The group's bassist Bill Cunningham talks to GARY JAMES

Box Tops

The Box Tops were the first recording artists to have a Memphis-recorded nationwide number 1 hit. This includes all the previous Sun, Stax and Hi Records up to that time.

"The Letter" was Number 1 on Billboard magazine's Hot 100 for an entire month. It went on to become a worldwide Top 10 hit. It was Cashbox magazine's 'Record Of the Year" for 1967.

The Box Tops received two Grammy nominations in 1967 - Best performance by a Vocal Group(The Letter) and Best Cotemporary Group performance, Vocal or Instrumental (The Letter). The group was awarded two gold records for 'The Letter' and 'Cry Like A Baby'.

GJ: The Box Tops formed in 1966 and a year later 'The Letter' was riding high in the charts. You guys didn't have long to wait for success did you?

BC That's right. When I joined the band was called The Devilles. That was early 1967. 'The Letter' was recorded and put out very quickly and took off very quickly. I think here in the States we played our first gig in July 1967b as the Box Tops.

GJ: What were the Devilles doing before the name change?

BC Playing dances around Memphis, parties that sort of thing.
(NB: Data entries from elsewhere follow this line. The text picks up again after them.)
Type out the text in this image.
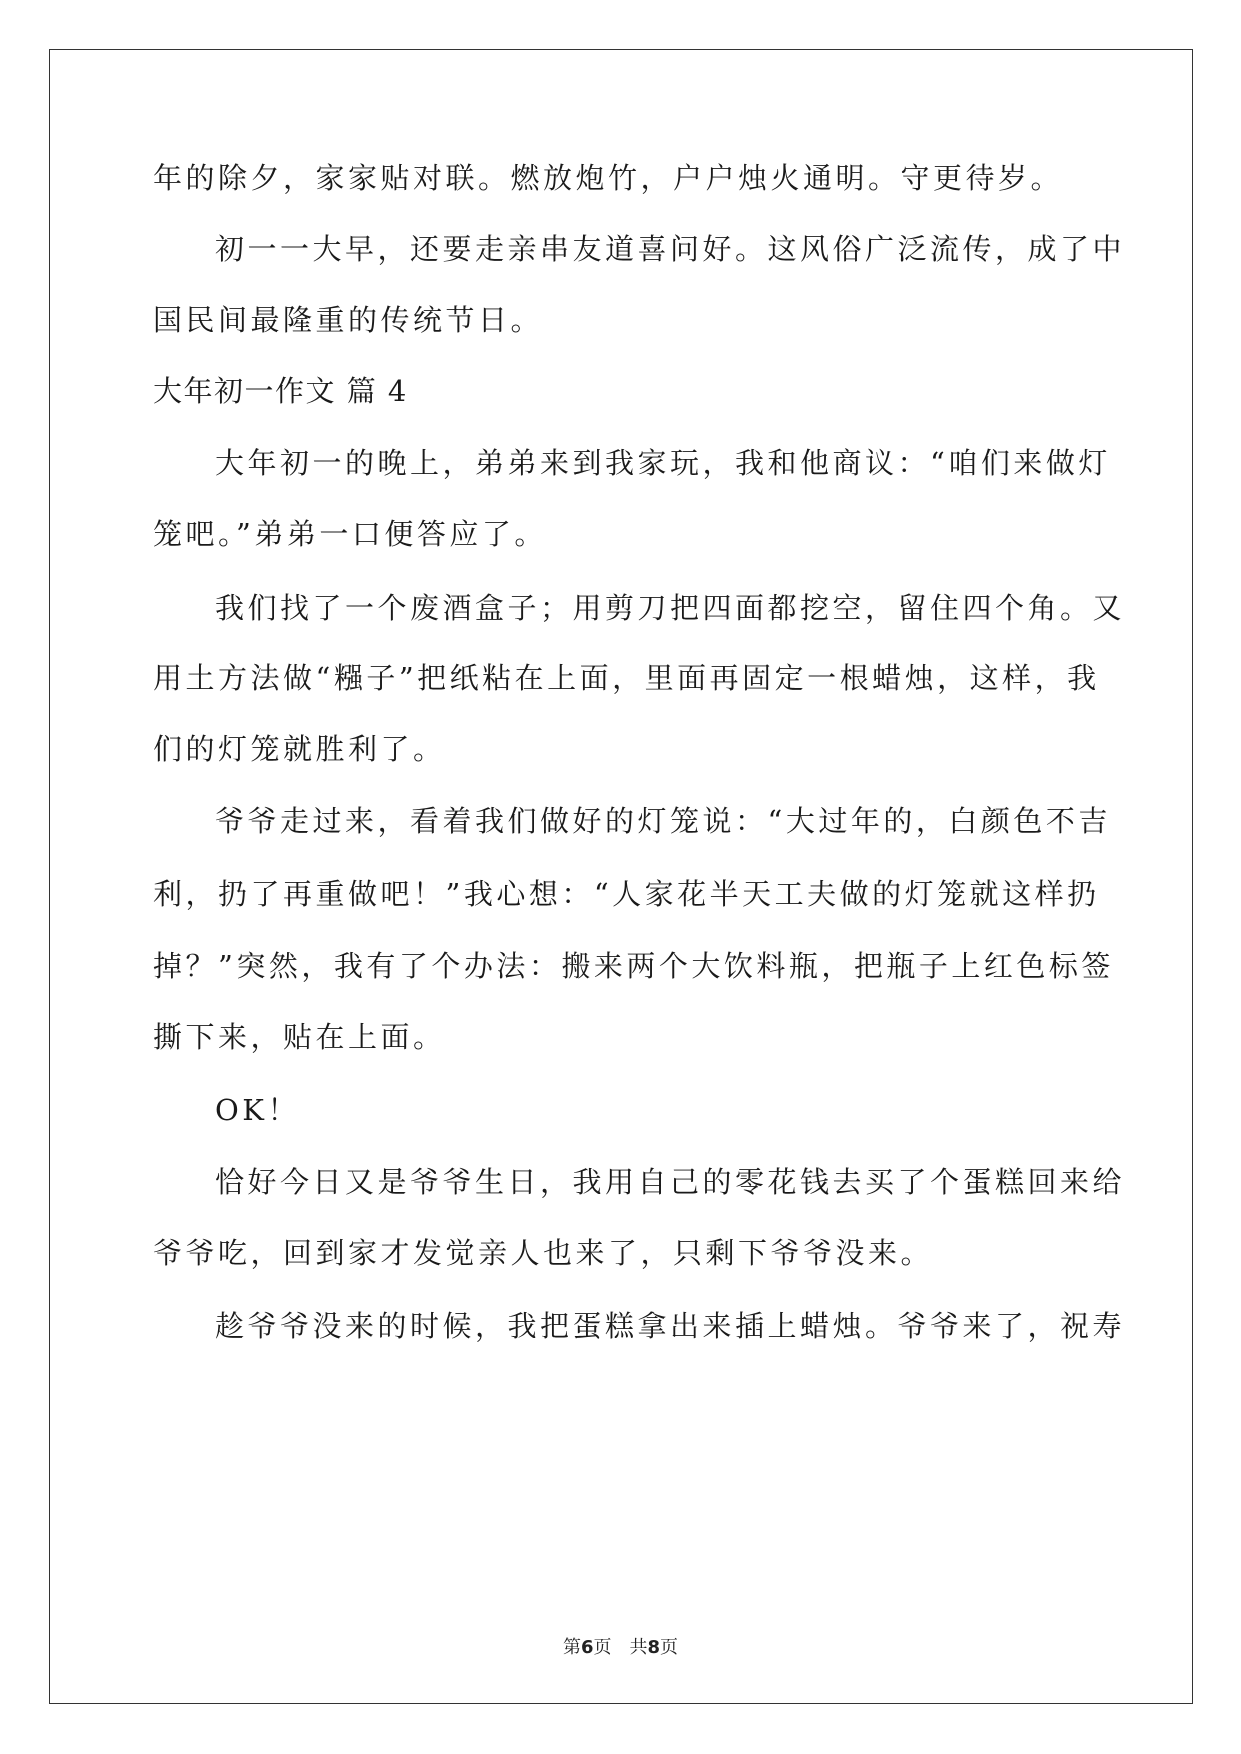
年的除夕，家家贴对联。燃放炮竹，户户烛火通明。守更待岁。
初一一大早，还要走亲串友道喜问好。这风俗广泛流传，成了中
国民间最隆重的传统节日。
大年初一作文 篇 4
大年初一的晚上，弟弟来到我家玩，我和他商议：“咱们来做灯
笼吧。”弟弟一口便答应了。
我们找了一个废酒盒子；用剪刀把四面都挖空，留住四个角。又
用土方法做“糨子”把纸粘在上面，里面再固定一根蜡烛，这样，我
们的灯笼就胜利了。
爷爷走过来，看着我们做好的灯笼说：“大过年的，白颜色不吉
利，扔了再重做吧！”我心想：“人家花半天工夫做的灯笼就这样扔
掉？”突然，我有了个办法：搬来两个大饮料瓶，把瓶子上红色标签
撕下来，贴在上面。
OK！
恰好今日又是爷爷生日，我用自己的零花钱去买了个蛋糕回来给
爷爷吃，回到家才发觉亲人也来了，只剩下爷爷没来。
趁爷爷没来的时候，我把蛋糕拿出来插上蜡烛。爷爷来了，祝寿
第6页 共8页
GJ: How did the band get a record deal with Bell Records?

BC Well, the band had already recorded a couple of songs as the Devilles and therefore had some contact with American Studios at that time. Bell Records just happened to be down at the studios picking up some James and Bobby Purify recordings and happened to hear 'The Letter'.

GJ: How did life change for you and the group when 'The Letter' went to Number One?

BC Well it took us to different places outside of Memphis and we eventually stopped travelling in cars and vans and started travelling by bus. So as we became more popular the distances between gigs changed and we employed more staff to cope with it.

GJ: Alex Chilton (the band's vocalist) described the group's live abilities as 'terrible' Is that true?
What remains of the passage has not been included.